Detailed Description

Not available

Study Timeline

• Results First Posted: 1900-01-01
• Study Start: 2009-08-03
• Study Completion: 2014-04-01
• Last Update Posted: 17 October 2023

Recruitment & Eligibility

• Status: Complete: follow-up complete
• Sex: All
• Target Recruitment: 40

Inclusion Criteria

Not provided

Exclusion Criteria

1) There is a previous history of hypersensitivity for, Bortezomib the Doxorubicin, the Dexamethasone, the mannitol or boron. 2) Myeloma and plasma cell leukemia of nonsecreted form. 3) Case from whom amalgamation of nuclear power plant AL amyloidosis is doubted. 4) Case who has peripheral neuropathy of Grade 2 or more. 5) Patient of HIV antibody positivity, hepatitis B surface antigen positivity, and HCV antibody positivity. 6) There are a defective liver dysfunction to control, a renal dysfunction, a depressed ventricular function, a pulmonic impairment, a diabetic, high blood pressure, and an infectious disease. 7) It is briskness and a double cancer of the progress period (Simultaneity repetition cancer and a healthy period are the cancer of repetition of different time within five years.
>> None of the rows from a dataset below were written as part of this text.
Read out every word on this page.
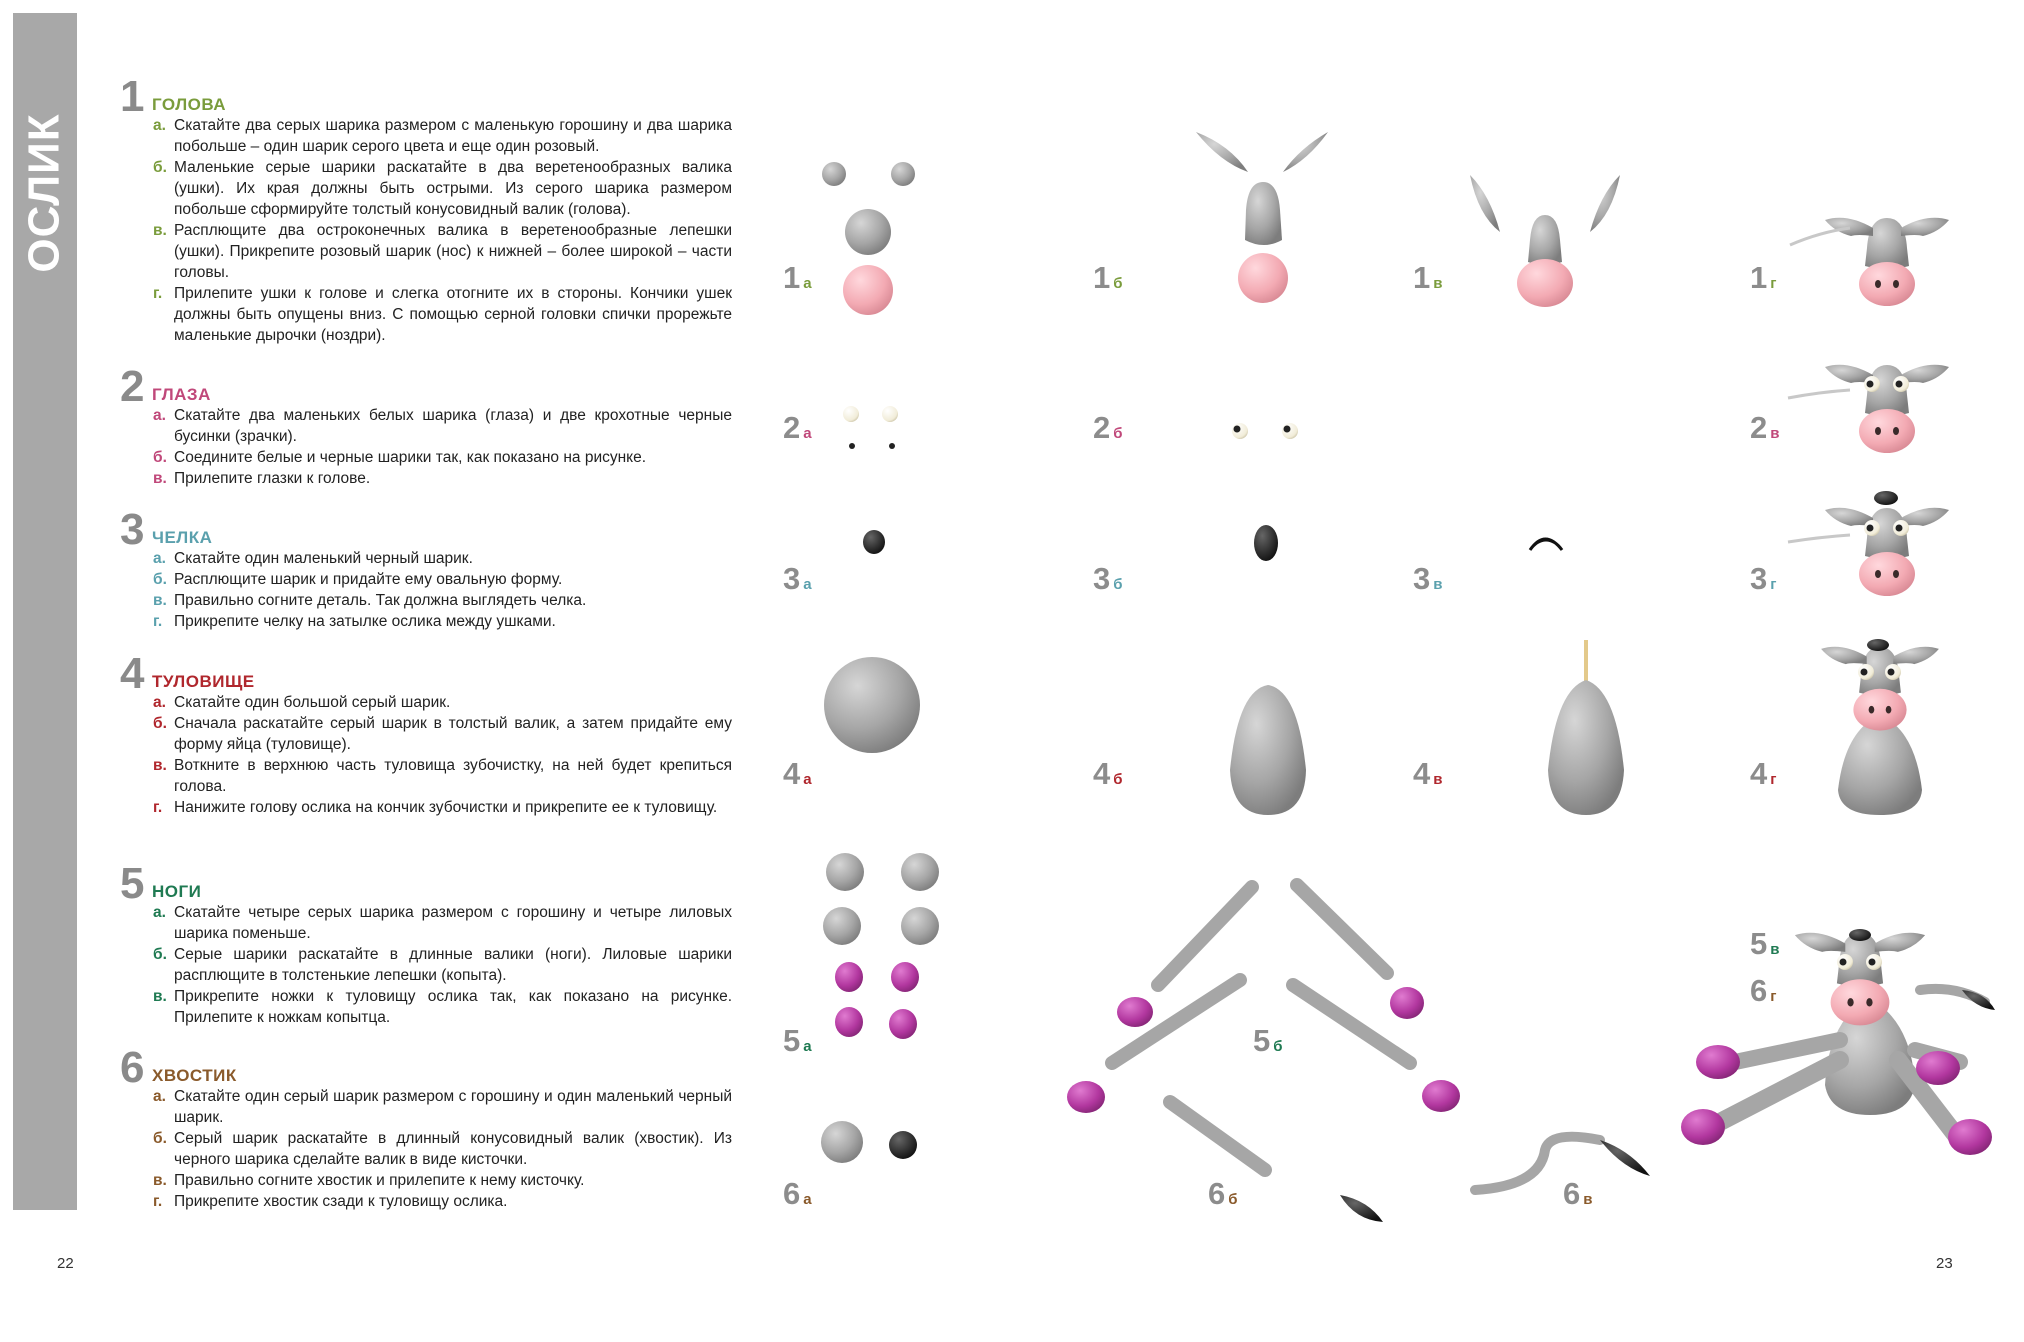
ОСЛИК
1 ГОЛОВА
а. Скатайте два серых шарика размером с маленькую горошину и два шарика побольше – один шарик серого цвета и еще один розовый.
б. Маленькие серые шарики раскатайте в два веретенообразных валика (ушки). Их края должны быть острыми. Из серого шарика размером побольше сформируйте толстый конусовидный валик (голова).
в. Расплющите два остроконечных валика в веретенообразные лепешки (ушки). Прикрепите розовый шарик (нос) к нижней – более широкой – части головы.
г. Прилепите ушки к голове и слегка отогните их в стороны. Кончики ушек должны быть опущены вниз. С помощью серной головки спички прорежьте маленькие дырочки (ноздри).
2 ГЛАЗА
а. Скатайте два маленьких белых шарика (глаза) и две крохотные черные бусинки (зрачки).
б. Соедините белые и черные шарики так, как показано на рисунке.
в. Прилепите глазки к голове.
3 ЧЕЛКА
а. Скатайте один маленький черный шарик.
б. Расплющите шарик и придайте ему овальную форму.
в. Правильно согните деталь. Так должна выглядеть челка.
г. Прикрепите челку на затылке ослика между ушками.
4 ТУЛОВИЩЕ
а. Скатайте один большой серый шарик.
б. Сначала раскатайте серый шарик в толстый валик, а затем придайте ему форму яйца (туловище).
в. Воткните в верхнюю часть туловища зубочистку, на ней будет крепиться голова.
г. Нанижите голову ослика на кончик зубочистки и прикрепите ее к туловищу.
5 НОГИ
а. Скатайте четыре серых шарика размером с горошину и четыре лиловых шарика поменьше.
б. Серые шарики раскатайте в длинные валики (ноги). Лиловые шарики расплющите в толстенькие лепешки (копыта).
в. Прикрепите ножки к туловищу ослика так, как показано на рисунке. Прилепите к ножкам копытца.
6 ХВОСТИК
а. Скатайте один серый шарик размером с горошину и один маленький черный шарик.
б. Серый шарик раскатайте в длинный конусовидный валик (хвостик). Из черного шарика сделайте валик в виде кисточки.
в. Правильно согните хвостик и прилепите к нему кисточку.
г. Прикрепите хвостик сзади к туловищу ослика.
1 а	1 б	1 в	1 г
2 а	2 б	2 в
3 а	3 б	3 в	3 г
4 а	4 б	4 в	4 г
5 а	5 б
5 в
6 г
6 а	6 б	6 в
22	23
However, the considerable Carcinoma in Situ change to a morbid state in the neck of womb, the stomach, and the large intestine judged to be a recovery by the limited part treatment is not included in the double cancer of briskness). 8) A certain patient of serious illness such as schizophrenia. mental trouble. 9) Case pregnant woman and possibility getting pregnant and suckling during examination period. 10) The case (Consult if necessary with a special doctor such as respiratory organs) who admits an abnormal shadow of the quality (state of frosted glass and line shadow) among both sides on chest CT (high resolution CT) regardless of the presence of the case who has the lungs flame (interstitial pneumonia) and the pulmonary fibrosis in the clinical finding or the symptom. 11) Additionally, case who judged doctor in charge targets and it is improper.

Study & Design

• Study Type: Interventional
• Study Design: Not specified

Primary Outcome Measures

Name	Time	Method
The ratio of complete remission (SCR, CR) after 100 days auto-PBSCT treatment.

Secondary Outcome Measures

Name	Time	Method
1. complete remission ratio after BD treatment (CR or PR). 2. All taking effect ratio after 100 days of private blood formation stem cell transplant (Auto PBSCT) (CR and PR). 3. Periods of progression free survival. (PFS) 4. Overall survival for 3 years. (3y OS) 5. Safety.